Além do mais, quando os valores não são consistentemente internalizados, os comportamentos tendem à heterodeterminação, ou seja, a serem executados apenas quando existir a regulação externa (Deci & Ryan, 1990). Para que o processo de internalização ocorra a partir da integração, é necessário que os valores associados aos regulamentos externos sejam congruentes e tenham coerência com os demais valores e necessidades da pessoa, evitando a dissonância cognitiva, a fim de conferir sentido a esses regulamentos. A coerência é a conexão de um valor com um conjunto de outros valores pessoais e a congruência é a vinculação com as necessidades pessoais (Sheldon & Kasser, 1995).

Portanto existe um contínuo possível de internalização dos regulamentos externos que pode marcar estilos comportamentais específicos à pessoa, desde autodeterminados até heterodeterminados. Porém uma única pessoa pode ter regulamentos externos internalizados a partir da integração, que se tornarão valores pessoais dela, acreditando neles; como também podem existir regulamentos externos não estão bem internalizados, a partir da introjeção, que se traduzirão em comportamentos através do controle externo, causando dissonância cognitiva. Além dessas duas possibilidades, é passível a existência de regulamentos externos não internalizados da cultura de pertença da pessoa, em que ela não acreditará neles e não se comportará facilmente de acordo com esses preceitos (Deci & Ryan, 2002).

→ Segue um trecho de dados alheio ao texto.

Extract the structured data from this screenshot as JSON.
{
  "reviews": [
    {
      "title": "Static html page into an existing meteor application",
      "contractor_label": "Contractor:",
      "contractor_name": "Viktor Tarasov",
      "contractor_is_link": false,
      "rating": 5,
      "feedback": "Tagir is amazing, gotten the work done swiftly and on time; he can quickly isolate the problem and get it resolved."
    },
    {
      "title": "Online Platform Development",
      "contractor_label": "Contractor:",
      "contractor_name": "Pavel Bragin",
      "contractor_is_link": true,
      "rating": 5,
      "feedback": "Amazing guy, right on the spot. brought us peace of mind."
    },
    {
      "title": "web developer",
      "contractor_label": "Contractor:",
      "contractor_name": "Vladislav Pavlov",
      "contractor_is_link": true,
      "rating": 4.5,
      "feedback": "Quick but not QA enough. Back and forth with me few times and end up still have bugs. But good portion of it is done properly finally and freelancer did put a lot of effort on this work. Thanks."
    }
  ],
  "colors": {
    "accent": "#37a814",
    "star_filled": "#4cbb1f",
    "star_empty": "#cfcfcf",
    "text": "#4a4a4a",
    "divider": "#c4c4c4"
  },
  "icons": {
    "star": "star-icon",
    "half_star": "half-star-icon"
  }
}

Dessa forma, o processo de internalização tem modalidades reguladoras, a saber: não regulação, regulação externa, regulação introjetada, regulação identificada, regulação integrada e regulação intrínseca (Assor, Vansteenkiste & Kaplan, 2009; Deci & Ryan, 2000). A não regulação é consequência da falta da internalização de reguladores externos específicos ao comportamento a ser desempenhado. Essa forma de regulação suscita comportamentos desorganizados, impulsivos, ou à passividade, com o alcance de resultados insatisfatórios para a pessoa, podendo associar-se a sentimentos de frustração e depressivos (Deci & Ryan, 1990).

A regulação introjetada é uma parcial a internalização dos regulamentos externos, que não foram integrados ao self e, portanto, não motiva a pessoa. Esse tipo de regulação ocorre devido ao fato de que o contexto não propiciou a pessoa uma efetiva agregação dos regulamentos externos ao seu self, ou melhor, ao conjunto de outros valores internalizados e integrados por ela, por diversos motivos que compreendem pressões ou sanções para a aquisição dos regulamentos (Williams & Deci, 2004). Os comportamentos relacionados aos valores introjetados só ocorrerão enquanto houver um controle externo que leve a pessoa à ação (Deci & Ryan, 2000).

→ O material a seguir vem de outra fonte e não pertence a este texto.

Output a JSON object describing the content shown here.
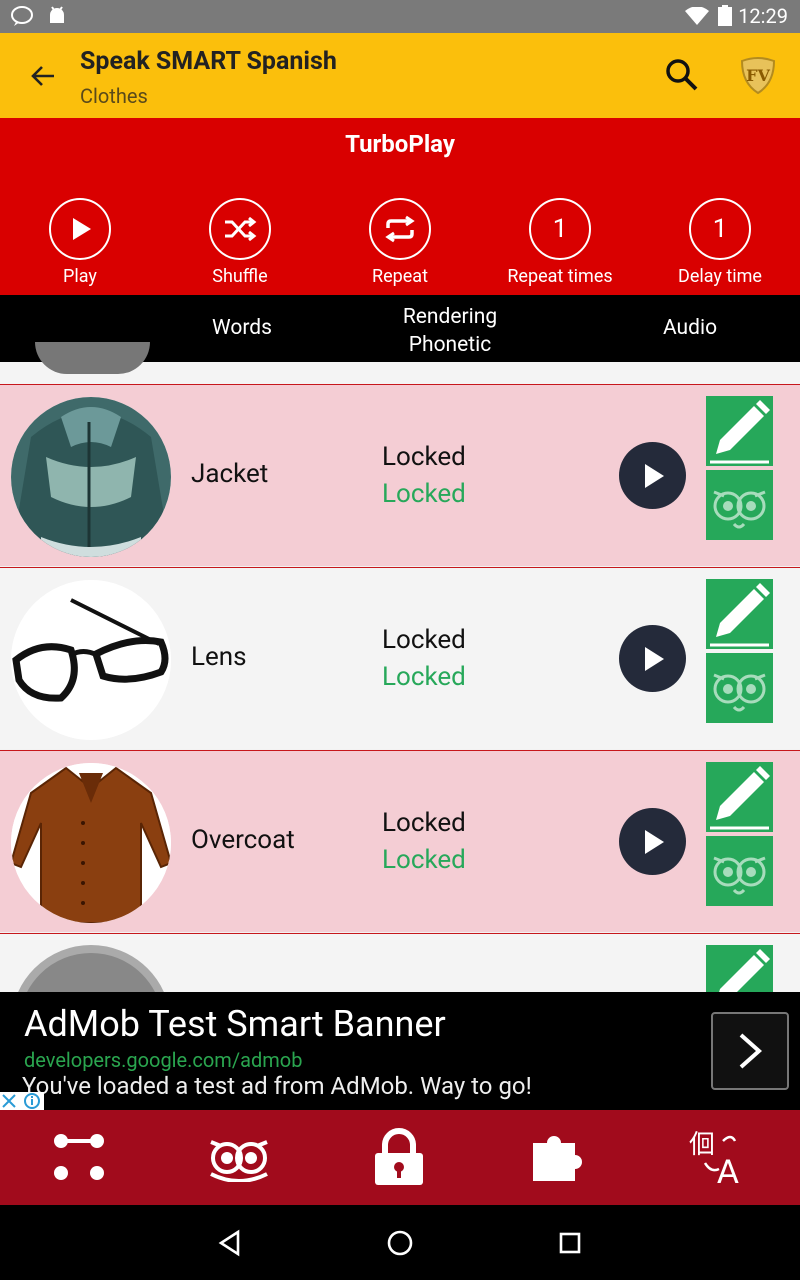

A regulação identificada é também uma parcial à internalização dos regulamentos externos, porém melhores integrados ao self da pessoa do que a regulação introjetada. Essa forma de regulação faz com que a pessoa se comporte a partir de situações internas, tais como sentimentos de culpa, vergonha e orgulho, geradas quando a pessoa decide tomar determinadas ações devido a situações contingenciais, pelas quais os valores associados não são os acreditados pela pessoa (Deci & Ryan, 2000).

Na regulação integrada, a pessoa internalizou e integrou completamente os regulamentos externos, que passaram a fazer parte de seu self, com concordância com outros valores pessoais. Essa regulação gera motivação e comportamentos autodeterminados. Porém os comportamentos relacionados, mesmo não gerando satisfação em si, poderão trazer benefícios que estejam em consonância com os valores pessoais. Por exemplo, o aluno que estuda com afinco para tirar uma boa nota em um prova. Ele considera os valores associados ao estudo importantes, mas o seu objetivo, e a satisfação concomitante, não são com o ato de estudar em si, mas se relaciona ao seu desempenho acadêmico (Deci & Ryan, 2000).

A regulação intrínseca refere-se a valores internalizados e integrados satisfatoriamente e de forma congruente com os demais valores da pessoa. O comportamento é intencional, e a própria ação gera satisfação para a pessoa, não sendo necessários reguladores externos para que ocorra ação. Essa regulação está diretamente associada às necessidades intrínsecas (Assor, Vansteenkiste & Kaplan, 2009; Deci & Ryan, 2000).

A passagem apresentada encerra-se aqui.